- Primrose Mill
- U.S. National Register of Historic Places
- Location: County Road J56 Primrose, Iowa
- Coordinates: 40°40′31″N 91°38′16″W﻿ / ﻿40.67528°N 91.63778°W
- Area: less than one acre
- Built: 1871
- Architect: J.B. Pierce
- NRHP reference No.: 83000383
- Added to NRHP: March 17, 1983

= Primrose Mill =

Primrose Mill is a historic structure located in the unincorporated community of Primrose, Iowa, United States. It was listed on the National Register of Historic Places in 1983. The steam powered flour mill was established in 1871 by J.W. Pierce. Pierce immigrated to the United States from Prussia in 1861 and settled in Primrose seven years later where he worked as a dry goods merchant. The mill provided both commercial and custom grinding. While it was in continuous operation into the 20th century, the mill experienced a rapid succession of operators during those years.

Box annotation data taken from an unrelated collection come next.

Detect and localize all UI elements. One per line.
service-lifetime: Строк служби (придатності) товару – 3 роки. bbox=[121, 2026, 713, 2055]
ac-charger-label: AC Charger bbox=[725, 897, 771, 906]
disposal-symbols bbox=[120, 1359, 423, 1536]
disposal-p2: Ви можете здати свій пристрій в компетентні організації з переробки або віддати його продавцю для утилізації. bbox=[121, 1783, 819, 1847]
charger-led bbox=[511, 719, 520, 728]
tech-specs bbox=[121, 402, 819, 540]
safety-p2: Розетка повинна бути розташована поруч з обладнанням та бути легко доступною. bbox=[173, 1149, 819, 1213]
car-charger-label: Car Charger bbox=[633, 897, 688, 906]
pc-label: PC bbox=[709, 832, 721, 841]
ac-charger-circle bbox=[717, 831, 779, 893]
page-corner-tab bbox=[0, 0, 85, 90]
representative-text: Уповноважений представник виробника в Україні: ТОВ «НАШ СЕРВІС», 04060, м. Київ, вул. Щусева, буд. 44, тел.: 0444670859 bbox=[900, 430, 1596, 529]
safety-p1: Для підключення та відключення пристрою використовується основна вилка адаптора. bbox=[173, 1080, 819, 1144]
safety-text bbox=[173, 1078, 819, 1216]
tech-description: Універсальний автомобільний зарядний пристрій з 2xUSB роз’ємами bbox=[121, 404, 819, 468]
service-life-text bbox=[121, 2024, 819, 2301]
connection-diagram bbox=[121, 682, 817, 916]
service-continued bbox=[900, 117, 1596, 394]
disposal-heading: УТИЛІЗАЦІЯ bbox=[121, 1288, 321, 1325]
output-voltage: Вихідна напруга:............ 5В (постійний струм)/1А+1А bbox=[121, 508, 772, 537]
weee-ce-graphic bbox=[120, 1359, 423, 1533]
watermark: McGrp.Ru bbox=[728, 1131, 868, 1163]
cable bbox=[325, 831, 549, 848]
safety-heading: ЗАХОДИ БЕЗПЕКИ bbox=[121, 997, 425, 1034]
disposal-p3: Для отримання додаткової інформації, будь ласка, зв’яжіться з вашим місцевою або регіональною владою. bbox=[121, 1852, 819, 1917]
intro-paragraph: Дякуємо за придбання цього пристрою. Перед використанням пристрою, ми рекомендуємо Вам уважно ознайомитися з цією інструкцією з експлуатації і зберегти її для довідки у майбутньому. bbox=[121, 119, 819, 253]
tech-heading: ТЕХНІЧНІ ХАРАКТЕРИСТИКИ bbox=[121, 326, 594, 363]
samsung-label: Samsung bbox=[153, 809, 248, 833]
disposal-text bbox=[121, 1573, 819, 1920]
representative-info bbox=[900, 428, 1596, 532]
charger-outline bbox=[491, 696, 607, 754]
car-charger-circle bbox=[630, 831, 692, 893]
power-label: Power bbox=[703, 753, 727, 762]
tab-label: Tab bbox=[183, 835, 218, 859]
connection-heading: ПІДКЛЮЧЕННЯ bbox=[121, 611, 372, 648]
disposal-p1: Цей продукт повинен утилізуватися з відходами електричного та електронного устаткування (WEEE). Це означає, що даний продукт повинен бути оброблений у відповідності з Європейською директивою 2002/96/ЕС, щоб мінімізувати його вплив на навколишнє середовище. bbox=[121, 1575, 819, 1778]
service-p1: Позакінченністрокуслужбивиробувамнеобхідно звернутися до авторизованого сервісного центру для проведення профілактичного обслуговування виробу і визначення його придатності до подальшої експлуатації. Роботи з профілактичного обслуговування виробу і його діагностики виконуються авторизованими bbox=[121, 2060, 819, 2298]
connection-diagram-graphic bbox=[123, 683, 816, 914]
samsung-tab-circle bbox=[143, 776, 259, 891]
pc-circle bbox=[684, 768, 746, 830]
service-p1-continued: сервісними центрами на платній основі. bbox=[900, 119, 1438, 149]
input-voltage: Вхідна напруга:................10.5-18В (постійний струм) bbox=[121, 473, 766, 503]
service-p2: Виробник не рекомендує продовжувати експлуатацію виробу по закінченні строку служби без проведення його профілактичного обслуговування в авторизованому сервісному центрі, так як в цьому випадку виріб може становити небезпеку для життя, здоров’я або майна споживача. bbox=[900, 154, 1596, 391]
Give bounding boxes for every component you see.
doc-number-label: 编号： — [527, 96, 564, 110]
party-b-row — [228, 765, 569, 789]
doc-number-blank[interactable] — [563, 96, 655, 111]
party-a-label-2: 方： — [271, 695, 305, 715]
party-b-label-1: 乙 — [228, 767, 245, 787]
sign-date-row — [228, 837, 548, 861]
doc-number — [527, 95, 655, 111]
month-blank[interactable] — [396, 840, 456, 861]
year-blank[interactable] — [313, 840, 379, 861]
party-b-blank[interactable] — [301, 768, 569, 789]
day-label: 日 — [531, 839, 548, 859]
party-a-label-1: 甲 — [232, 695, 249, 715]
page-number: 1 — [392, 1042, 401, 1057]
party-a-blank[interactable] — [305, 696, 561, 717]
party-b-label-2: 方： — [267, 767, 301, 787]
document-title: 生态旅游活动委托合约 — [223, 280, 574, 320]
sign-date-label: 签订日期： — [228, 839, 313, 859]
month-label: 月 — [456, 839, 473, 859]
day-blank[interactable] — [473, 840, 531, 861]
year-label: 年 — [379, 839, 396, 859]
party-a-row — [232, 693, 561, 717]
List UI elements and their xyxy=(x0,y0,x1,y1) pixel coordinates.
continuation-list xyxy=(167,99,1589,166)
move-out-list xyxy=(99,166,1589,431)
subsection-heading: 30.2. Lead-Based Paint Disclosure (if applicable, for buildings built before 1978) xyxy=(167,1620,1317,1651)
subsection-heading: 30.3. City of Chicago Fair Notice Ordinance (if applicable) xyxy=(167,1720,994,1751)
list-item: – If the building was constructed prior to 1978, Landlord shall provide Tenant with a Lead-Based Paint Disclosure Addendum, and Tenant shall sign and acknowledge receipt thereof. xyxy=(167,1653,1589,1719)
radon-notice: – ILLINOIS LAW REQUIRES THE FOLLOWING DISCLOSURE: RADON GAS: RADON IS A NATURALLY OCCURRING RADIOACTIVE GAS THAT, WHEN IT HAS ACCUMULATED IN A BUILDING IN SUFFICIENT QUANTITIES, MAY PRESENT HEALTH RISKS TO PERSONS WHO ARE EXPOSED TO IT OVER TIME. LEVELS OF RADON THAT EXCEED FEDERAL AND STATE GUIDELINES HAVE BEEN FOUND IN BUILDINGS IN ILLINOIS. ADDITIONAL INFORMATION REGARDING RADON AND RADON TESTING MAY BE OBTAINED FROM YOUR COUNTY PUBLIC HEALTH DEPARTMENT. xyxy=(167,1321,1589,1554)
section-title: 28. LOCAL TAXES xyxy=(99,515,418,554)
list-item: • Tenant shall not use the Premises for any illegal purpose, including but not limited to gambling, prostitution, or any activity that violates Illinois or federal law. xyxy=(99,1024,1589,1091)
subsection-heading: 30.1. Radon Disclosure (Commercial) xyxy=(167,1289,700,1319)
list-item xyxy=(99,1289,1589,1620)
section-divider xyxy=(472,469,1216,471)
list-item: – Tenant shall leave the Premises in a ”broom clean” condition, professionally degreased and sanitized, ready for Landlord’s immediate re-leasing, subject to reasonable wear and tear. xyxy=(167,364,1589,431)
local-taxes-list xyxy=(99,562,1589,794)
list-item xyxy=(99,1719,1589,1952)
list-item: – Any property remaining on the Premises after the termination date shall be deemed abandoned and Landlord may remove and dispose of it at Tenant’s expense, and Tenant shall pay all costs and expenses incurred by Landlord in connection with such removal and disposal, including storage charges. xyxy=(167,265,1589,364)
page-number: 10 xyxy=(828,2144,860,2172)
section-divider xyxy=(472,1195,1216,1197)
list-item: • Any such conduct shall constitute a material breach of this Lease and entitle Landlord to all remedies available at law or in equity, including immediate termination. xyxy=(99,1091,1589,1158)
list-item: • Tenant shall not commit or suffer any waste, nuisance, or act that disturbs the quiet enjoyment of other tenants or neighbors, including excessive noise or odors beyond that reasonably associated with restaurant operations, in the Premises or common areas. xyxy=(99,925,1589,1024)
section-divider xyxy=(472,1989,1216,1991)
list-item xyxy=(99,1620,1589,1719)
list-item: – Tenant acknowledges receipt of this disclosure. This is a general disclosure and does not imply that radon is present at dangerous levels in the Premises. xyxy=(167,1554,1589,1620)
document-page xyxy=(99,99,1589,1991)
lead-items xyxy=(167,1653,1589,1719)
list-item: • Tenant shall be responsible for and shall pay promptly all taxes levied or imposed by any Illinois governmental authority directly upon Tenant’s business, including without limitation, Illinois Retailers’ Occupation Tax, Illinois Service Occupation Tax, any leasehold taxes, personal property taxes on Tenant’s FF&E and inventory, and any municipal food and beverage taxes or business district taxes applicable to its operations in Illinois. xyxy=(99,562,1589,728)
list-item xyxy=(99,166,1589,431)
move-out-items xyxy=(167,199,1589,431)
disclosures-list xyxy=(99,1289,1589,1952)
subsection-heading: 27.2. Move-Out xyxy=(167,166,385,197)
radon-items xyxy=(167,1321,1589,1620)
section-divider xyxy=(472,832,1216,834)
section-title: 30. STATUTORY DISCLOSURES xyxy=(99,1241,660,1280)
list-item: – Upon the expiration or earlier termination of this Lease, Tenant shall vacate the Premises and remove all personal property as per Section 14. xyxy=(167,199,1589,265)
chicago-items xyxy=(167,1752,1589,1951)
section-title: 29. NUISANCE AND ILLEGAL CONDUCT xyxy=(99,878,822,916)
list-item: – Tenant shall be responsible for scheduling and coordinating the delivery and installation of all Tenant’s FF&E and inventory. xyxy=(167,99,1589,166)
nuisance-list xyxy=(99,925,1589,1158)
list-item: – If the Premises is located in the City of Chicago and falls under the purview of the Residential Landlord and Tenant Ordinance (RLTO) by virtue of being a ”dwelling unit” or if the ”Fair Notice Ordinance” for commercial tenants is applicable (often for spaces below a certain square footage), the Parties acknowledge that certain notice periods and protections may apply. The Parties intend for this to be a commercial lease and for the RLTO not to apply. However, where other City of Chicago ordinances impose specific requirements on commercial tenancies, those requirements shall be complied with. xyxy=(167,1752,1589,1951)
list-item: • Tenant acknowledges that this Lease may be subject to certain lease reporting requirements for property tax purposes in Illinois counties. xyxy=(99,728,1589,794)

The mill itself is a three-story, rectangular, brick structure capped with a combination gambrel-jerkinhead roof. It is built on a limestone foundation. A corbelled brick frieze with a dentil pattern and a corbelled cornice follows the eaves line around the building. The cornice is partly returned at each corner. A Gothic gable dormer with a tall arched window is centered on each side of the roof. Its founding and operation is associated with the German population of the village, which may also explain the high degree of craftsmanship and the attention to decorative details found on the building.